The legislators’ letter echoes those arguments.
“Over the past two decades, researchers have demonstrated the safety and efficacy of mifepristone through rigorous peer-reviewed research studies,” the letter states. “As the most common form of medical abortion, mifepristone has a higher safety record than Tylenol. As state legislators, we trust the Food and Drug Administration (FDA) to approve drugs like mifepristone for our constituents through a highly scientific, not a political, process. We are concerned that the preliminary injunction issued by Judge Kascmaryk in Texas will set a dangerous precedent for how we review and approve drugs as a nation moving forward.”

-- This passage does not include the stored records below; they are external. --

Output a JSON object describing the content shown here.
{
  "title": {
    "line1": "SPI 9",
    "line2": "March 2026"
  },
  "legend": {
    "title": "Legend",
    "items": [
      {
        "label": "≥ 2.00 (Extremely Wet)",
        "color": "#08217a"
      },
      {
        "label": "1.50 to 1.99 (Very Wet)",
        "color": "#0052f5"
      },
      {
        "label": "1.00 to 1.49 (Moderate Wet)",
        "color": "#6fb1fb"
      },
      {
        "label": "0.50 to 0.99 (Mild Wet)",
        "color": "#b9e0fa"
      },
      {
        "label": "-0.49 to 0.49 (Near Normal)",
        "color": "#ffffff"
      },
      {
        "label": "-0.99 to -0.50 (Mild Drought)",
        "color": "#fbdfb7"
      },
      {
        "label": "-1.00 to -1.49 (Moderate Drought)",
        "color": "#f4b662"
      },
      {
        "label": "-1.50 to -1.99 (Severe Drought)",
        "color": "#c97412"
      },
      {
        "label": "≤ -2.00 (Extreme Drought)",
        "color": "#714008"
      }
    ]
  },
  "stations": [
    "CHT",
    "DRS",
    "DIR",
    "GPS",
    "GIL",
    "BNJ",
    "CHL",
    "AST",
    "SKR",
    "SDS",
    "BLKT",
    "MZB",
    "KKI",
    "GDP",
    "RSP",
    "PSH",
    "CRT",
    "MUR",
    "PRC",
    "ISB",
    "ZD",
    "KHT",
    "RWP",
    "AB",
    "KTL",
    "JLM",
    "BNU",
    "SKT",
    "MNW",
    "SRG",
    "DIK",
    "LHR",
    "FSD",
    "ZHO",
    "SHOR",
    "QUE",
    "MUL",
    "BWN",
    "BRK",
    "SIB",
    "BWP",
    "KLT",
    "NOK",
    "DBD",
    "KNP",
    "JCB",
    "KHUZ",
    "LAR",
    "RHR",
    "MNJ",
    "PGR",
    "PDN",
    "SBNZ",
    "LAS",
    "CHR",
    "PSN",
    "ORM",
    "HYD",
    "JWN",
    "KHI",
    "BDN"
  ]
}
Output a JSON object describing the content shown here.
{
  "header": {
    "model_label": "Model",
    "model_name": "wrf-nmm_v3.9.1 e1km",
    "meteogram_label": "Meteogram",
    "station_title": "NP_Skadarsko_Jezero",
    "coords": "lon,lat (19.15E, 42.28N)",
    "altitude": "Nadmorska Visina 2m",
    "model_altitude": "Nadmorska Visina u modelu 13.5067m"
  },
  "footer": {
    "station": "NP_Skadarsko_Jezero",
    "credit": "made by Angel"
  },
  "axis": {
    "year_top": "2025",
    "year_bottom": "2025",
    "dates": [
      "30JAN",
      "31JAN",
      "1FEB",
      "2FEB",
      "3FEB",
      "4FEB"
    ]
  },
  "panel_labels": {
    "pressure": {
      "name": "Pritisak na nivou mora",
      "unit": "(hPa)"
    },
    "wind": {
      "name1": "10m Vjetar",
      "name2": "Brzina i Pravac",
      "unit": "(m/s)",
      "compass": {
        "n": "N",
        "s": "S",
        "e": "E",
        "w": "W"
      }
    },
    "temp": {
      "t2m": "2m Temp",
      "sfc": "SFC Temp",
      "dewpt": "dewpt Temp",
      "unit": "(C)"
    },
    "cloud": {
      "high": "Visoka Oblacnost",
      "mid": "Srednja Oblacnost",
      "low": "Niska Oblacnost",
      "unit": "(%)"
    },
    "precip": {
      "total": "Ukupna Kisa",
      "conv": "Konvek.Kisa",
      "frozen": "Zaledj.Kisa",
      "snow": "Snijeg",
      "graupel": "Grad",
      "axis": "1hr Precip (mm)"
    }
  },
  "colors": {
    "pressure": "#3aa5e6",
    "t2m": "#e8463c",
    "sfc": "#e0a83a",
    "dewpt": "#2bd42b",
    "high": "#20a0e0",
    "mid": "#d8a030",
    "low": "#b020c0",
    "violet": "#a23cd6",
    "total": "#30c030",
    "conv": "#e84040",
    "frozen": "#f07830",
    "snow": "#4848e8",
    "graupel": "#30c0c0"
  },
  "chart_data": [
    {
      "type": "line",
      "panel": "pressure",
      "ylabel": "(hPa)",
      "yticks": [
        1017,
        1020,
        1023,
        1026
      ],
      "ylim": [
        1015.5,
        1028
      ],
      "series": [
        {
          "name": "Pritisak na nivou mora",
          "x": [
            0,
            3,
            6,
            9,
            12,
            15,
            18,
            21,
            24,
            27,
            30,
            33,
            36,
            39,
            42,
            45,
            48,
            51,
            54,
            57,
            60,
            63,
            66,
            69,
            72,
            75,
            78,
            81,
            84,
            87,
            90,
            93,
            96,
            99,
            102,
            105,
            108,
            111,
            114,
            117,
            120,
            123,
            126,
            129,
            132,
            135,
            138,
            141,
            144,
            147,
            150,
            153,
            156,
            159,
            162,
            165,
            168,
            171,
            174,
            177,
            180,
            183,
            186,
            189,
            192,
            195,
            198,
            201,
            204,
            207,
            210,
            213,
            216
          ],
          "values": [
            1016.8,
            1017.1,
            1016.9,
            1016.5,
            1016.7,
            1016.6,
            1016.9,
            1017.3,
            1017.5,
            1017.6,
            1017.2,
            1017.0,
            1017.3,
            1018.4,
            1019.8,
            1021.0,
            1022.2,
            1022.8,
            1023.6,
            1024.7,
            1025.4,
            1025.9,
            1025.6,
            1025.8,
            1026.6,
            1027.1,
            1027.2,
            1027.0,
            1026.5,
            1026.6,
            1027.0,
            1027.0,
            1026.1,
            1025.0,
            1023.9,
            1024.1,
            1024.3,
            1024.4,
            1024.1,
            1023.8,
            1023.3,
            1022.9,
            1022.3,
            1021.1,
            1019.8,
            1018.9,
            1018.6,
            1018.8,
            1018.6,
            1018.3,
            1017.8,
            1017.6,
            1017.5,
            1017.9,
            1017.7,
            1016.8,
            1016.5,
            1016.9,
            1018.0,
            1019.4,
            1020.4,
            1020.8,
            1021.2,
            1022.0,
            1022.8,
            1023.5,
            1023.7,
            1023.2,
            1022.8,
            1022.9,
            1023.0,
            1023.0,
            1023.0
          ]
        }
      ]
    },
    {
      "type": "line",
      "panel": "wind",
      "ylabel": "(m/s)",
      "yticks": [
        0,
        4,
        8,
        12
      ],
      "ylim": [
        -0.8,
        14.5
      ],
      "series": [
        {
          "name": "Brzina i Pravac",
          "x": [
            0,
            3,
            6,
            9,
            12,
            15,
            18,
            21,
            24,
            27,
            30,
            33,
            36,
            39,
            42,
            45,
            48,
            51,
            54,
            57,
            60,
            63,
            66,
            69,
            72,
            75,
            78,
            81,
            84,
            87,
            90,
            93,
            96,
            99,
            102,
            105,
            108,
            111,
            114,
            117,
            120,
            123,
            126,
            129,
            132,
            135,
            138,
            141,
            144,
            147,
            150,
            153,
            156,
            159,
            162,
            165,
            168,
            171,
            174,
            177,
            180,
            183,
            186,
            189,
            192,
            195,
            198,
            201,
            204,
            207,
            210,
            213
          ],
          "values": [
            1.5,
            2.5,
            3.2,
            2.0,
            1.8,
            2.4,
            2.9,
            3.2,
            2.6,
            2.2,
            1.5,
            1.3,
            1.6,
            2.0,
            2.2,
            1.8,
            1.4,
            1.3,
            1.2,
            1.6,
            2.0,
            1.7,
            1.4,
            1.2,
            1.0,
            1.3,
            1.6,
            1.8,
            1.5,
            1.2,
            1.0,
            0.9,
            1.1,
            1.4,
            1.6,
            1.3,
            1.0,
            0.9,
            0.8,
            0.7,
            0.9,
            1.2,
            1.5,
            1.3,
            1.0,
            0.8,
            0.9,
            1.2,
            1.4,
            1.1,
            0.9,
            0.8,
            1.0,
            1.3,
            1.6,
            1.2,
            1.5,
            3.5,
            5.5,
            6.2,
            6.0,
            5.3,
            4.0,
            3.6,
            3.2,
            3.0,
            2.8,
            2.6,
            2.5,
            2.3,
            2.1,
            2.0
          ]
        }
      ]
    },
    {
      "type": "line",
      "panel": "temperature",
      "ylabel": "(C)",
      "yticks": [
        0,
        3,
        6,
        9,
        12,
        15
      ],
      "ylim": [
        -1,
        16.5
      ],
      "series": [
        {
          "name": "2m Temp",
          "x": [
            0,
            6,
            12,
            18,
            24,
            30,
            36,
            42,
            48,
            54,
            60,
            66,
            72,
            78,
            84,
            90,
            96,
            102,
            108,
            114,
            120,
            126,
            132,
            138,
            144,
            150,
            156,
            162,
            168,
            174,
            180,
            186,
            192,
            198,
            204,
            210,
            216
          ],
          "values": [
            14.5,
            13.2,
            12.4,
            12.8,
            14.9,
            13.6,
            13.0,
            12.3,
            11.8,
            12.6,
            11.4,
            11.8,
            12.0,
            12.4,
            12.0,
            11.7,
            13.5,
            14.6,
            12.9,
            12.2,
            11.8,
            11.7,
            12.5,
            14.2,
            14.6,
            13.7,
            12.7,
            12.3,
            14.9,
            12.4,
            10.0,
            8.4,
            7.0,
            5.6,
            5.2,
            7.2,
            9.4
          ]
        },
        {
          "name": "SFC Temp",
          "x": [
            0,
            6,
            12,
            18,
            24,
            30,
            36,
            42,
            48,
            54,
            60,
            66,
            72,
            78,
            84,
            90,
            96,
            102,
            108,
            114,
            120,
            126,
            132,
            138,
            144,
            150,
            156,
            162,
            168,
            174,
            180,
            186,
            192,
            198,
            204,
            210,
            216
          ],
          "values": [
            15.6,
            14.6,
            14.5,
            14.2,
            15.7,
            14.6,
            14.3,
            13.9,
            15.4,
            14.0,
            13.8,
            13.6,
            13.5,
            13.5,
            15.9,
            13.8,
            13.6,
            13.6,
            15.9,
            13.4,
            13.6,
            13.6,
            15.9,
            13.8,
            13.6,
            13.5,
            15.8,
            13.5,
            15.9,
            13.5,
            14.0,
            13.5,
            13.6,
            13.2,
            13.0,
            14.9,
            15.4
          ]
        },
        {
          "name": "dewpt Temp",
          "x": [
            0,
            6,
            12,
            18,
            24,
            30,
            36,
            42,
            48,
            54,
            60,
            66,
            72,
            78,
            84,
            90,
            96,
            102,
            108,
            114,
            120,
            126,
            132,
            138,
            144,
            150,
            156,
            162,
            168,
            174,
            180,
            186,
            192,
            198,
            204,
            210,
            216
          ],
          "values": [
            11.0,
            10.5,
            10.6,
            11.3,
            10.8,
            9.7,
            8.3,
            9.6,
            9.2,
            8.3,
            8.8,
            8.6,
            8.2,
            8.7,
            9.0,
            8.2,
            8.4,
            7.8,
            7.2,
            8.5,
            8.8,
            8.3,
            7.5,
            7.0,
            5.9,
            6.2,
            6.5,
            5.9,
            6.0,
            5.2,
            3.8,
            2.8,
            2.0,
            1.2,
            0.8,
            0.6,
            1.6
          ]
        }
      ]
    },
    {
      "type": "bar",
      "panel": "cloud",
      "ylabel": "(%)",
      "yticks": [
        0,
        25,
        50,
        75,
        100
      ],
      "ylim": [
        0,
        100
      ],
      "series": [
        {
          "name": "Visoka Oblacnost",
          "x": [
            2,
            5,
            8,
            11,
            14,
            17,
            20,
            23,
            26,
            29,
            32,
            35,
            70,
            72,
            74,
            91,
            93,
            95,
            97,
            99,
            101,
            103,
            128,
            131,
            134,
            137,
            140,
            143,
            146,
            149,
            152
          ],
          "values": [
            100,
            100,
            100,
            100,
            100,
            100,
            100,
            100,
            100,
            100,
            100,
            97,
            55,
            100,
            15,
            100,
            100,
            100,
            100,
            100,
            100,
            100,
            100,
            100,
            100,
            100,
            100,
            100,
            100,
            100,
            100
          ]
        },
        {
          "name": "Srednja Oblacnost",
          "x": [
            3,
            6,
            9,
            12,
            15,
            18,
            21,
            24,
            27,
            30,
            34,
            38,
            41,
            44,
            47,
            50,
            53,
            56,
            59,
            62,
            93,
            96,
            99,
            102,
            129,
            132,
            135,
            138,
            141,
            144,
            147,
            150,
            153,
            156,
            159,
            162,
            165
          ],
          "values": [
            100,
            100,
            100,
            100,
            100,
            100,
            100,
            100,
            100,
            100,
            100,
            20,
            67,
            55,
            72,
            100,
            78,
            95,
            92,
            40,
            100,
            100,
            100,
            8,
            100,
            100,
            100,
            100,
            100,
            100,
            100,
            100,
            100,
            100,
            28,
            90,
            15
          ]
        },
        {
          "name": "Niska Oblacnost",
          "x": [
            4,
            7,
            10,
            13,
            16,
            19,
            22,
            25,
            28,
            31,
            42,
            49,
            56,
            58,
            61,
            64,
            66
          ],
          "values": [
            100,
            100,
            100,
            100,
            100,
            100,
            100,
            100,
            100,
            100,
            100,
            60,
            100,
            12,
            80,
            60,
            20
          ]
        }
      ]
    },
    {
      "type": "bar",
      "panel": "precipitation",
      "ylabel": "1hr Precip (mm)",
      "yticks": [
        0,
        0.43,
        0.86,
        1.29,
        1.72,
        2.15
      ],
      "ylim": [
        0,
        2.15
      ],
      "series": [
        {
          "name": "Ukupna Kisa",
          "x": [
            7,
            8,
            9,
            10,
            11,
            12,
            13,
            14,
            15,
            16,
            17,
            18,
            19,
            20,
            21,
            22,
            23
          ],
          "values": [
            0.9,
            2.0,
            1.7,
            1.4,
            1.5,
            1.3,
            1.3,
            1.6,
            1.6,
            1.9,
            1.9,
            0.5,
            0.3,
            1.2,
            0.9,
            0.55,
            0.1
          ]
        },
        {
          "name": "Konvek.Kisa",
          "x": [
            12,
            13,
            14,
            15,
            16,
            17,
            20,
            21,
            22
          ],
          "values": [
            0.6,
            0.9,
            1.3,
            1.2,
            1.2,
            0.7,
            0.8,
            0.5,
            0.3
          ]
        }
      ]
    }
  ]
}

The fight also comes as state legislators across the country fight for abortion rights in the new landscape created by last year’s Supreme Court decision that struck down the Roe v. Wade. In North Carolina, state Rep. Julie von Haefen (D) has introduced legislation to expand access to medical abortion, even as a new Republican supermajority means more abortion restrictions could be on the way.
“We are one of the only states left in the South where abortion is legal up to 20 weeks,” said von Haefen, one of the signatories to the letter. “This decision could be devastating for us, in a state where so many people come for care.”
Meanwhile, in Michigan, Gov. Gretchen Whitmer (D) signed a repeal of a century-old abortion ban earlier this month. Another signatory to the letter, state Sen. Erika Geiss, said the success of the Democrats in the state in the 2022 midterm elections demonstrated that abortion rights are a winning issue for the party.
“People are very interested in this topic,” Geiss said. “They didn’t want health care providers criminalized for doing their job.”
Mifepristone is used in more than half of abortions in the United States, according to FDA data, and public polls show broad support for it to remain legal. TO Pew Research Center Survey found that 53% of Americans thought abortion medication should be legal in their state, while only 22% said it should be illegal. Conservative Republicans were the only subgroup of the population who clearly thought that drugs should be illegal.